Our results are not in line with two recent studies that concluded no decline in patients after SRS. We believe, however, that these studies may have underestimated the rate of cognitive decline due to methodological choices. In the first study by van der Meer et al., 55 LINAC patients were followed up to 6 months after treatment [17]. They concluded that half of the patients showed impaired NCF prior to SRS, mainly in the domain of verbal memory. Patients maintained their pre-SRS NCF level. Changes in neurocognitive functioning were evaluated per domain, thus averaging across test outcomes within a domain. In doing so, impaired test scores can be masked by unimpaired test scores. Furthermore, a relatively insensitive method was used to measure neurocognitive change by analyzing NCF without taking into account test–retest (including practice) effects.

In a second study by Schimmel et al. [18], 92 patients were followed up to 9 months after GK. They concluded that 15–55% of patients showed impaired NCF pre-SRS, mainly in domains of attention, executive functioning, and fine motor skills. Patients maintained or improved their pre-SRS NCF level. NCF was corrected for test–retest effects, but an interpretation of neurocognitive decline was used that could result in an underestimation of decline for two reasons: (1) The possibility to lift classification of decline on tests by improved test performance on other tests, and (2) Statistical testing for differences between proportions of patients and controls classified as declined, as conducted by the authors, could be viewed as an overcorrection: cognitive changes in patients were already defined based on reliable change intervals in the control sample.

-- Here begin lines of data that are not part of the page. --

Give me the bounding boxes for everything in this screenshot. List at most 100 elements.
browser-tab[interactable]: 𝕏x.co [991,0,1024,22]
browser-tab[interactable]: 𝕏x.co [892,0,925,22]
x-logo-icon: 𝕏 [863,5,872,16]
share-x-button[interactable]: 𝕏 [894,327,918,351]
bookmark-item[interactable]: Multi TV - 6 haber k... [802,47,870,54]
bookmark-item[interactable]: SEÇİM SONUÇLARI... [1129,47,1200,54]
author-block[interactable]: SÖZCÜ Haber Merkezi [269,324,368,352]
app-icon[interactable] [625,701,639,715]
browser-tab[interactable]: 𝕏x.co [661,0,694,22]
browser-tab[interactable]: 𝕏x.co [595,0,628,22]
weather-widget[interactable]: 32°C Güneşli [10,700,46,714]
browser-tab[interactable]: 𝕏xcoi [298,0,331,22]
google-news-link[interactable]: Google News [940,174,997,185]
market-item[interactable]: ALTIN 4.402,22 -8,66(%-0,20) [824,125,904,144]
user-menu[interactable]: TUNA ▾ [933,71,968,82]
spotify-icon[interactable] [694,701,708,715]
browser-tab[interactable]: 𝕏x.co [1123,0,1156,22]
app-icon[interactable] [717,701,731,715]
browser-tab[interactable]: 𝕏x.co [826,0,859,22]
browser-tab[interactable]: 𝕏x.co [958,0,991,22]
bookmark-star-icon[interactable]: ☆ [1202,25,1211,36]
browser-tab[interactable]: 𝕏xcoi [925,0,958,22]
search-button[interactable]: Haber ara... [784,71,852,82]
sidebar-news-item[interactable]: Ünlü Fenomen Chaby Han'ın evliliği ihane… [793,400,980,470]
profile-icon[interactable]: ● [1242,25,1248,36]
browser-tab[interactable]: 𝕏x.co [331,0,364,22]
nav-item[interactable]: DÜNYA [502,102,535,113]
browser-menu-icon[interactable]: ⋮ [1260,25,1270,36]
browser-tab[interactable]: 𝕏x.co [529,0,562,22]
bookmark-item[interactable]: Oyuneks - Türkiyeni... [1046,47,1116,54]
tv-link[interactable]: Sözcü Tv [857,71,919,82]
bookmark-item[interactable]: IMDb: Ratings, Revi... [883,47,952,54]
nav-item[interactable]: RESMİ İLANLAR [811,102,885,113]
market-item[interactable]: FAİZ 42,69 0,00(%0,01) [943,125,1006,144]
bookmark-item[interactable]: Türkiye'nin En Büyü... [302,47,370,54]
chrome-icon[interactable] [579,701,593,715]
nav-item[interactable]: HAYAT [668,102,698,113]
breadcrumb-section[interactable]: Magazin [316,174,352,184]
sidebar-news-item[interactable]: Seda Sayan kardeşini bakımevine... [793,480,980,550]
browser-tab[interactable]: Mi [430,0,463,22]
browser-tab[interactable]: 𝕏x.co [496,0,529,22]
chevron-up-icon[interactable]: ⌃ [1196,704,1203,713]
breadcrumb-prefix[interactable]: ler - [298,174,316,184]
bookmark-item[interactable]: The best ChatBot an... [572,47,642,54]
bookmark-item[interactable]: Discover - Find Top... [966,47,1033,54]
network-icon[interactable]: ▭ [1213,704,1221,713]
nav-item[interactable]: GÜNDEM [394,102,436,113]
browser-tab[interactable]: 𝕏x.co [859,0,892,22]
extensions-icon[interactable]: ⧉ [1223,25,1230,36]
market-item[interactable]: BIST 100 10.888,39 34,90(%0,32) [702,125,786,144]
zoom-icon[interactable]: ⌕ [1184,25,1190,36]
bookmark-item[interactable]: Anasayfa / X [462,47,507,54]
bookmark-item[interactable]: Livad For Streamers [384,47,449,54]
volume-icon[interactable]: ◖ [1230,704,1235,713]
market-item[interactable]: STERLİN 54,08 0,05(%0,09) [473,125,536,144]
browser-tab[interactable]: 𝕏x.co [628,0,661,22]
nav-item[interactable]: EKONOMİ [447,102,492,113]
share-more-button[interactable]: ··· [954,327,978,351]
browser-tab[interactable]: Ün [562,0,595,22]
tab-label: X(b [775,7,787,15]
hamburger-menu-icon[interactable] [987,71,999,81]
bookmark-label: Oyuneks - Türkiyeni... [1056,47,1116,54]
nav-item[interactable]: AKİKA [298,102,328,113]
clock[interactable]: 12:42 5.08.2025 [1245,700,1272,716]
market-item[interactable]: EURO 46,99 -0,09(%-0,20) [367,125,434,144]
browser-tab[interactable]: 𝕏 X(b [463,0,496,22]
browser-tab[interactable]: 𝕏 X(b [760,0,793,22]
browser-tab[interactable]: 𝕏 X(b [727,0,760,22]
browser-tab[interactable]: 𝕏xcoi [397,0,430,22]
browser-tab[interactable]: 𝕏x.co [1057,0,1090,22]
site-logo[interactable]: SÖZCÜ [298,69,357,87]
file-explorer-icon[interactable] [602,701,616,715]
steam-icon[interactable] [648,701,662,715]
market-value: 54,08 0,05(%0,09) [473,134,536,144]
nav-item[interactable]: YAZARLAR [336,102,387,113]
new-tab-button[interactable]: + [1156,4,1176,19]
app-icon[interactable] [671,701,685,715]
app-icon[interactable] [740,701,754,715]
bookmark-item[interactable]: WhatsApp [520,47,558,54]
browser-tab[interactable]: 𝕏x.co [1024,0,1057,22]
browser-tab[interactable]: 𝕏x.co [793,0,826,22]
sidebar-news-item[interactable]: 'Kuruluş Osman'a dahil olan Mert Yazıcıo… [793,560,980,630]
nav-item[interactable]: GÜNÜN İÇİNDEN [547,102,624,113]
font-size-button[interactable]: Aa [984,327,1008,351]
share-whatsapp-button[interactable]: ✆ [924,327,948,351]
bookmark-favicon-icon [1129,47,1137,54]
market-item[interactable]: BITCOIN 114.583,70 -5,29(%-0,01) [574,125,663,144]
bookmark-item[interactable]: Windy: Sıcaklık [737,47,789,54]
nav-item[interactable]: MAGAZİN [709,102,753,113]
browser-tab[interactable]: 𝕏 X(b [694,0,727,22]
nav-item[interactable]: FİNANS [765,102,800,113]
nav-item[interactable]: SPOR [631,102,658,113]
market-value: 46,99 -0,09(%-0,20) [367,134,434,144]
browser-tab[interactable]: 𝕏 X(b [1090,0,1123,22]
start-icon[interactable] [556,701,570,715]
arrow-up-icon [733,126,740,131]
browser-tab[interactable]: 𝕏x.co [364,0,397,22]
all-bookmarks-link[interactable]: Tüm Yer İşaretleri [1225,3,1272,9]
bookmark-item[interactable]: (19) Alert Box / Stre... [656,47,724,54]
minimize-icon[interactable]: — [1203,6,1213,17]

We aimed to overcome underestimation of neurocognitive decline in this study by using a sensitive and commonly used method that corrects for practice effects, whereby we did not additionally compare test outcomes with a control sample in order to prevent overcorrection. Also, our criterion for neurocognitive decline without the possibility to compensate with improved tests is in line with recommended criteria stated by for example the ICCTF [21]. Furthermore, neuropsychological tests are administered as part of usual care and therefore providing a representative sample of patients with BM.

Nevertheless, this study has limitations to consider. We excluded patients who did not complete ≥ 1 follow-up NPA post-SRS (n = 96). These patients are expected to have worse NCF pre-SRS. Despite the fact that we have shown that neurocognitive impairment pre-SRS is not a predictor for neurocognitive decline, potentially low scores on tests in this excluded group can be predictive for neurocognitive decline. Furthermore, we excluded patients who received volume-staged GK. Consequently, GK patients with large BM volumes are underrepresented in this study, while they presumably will suffer from decline in NCF.

Further research should investigate whether differences of GK and LINAC SRS on NCF as suggested in this study are results of different effects of both types of treatments or results of selection bias, due to e.g., exclusion of staged GK patients. This should be investigated among larger groups of patients and longer time spans (> 6 months post-SRS). Furthermore, matching on BM volume can give more insight in differences in patient characteristics between GK and LINAC SRS [32].

In conclusion, patients with BM show decline in NCF over time when they are treated with GK or LINAC SRS. This suggests that SRS has an influence on NCF of the individual patient. If results of this study are confirmed in future studies, it is recommended to routinely assess neurocognitive functioning in patients with BM when they are treated with GK or LINAC SRS in order to determine risk–benefit aspects of SRS.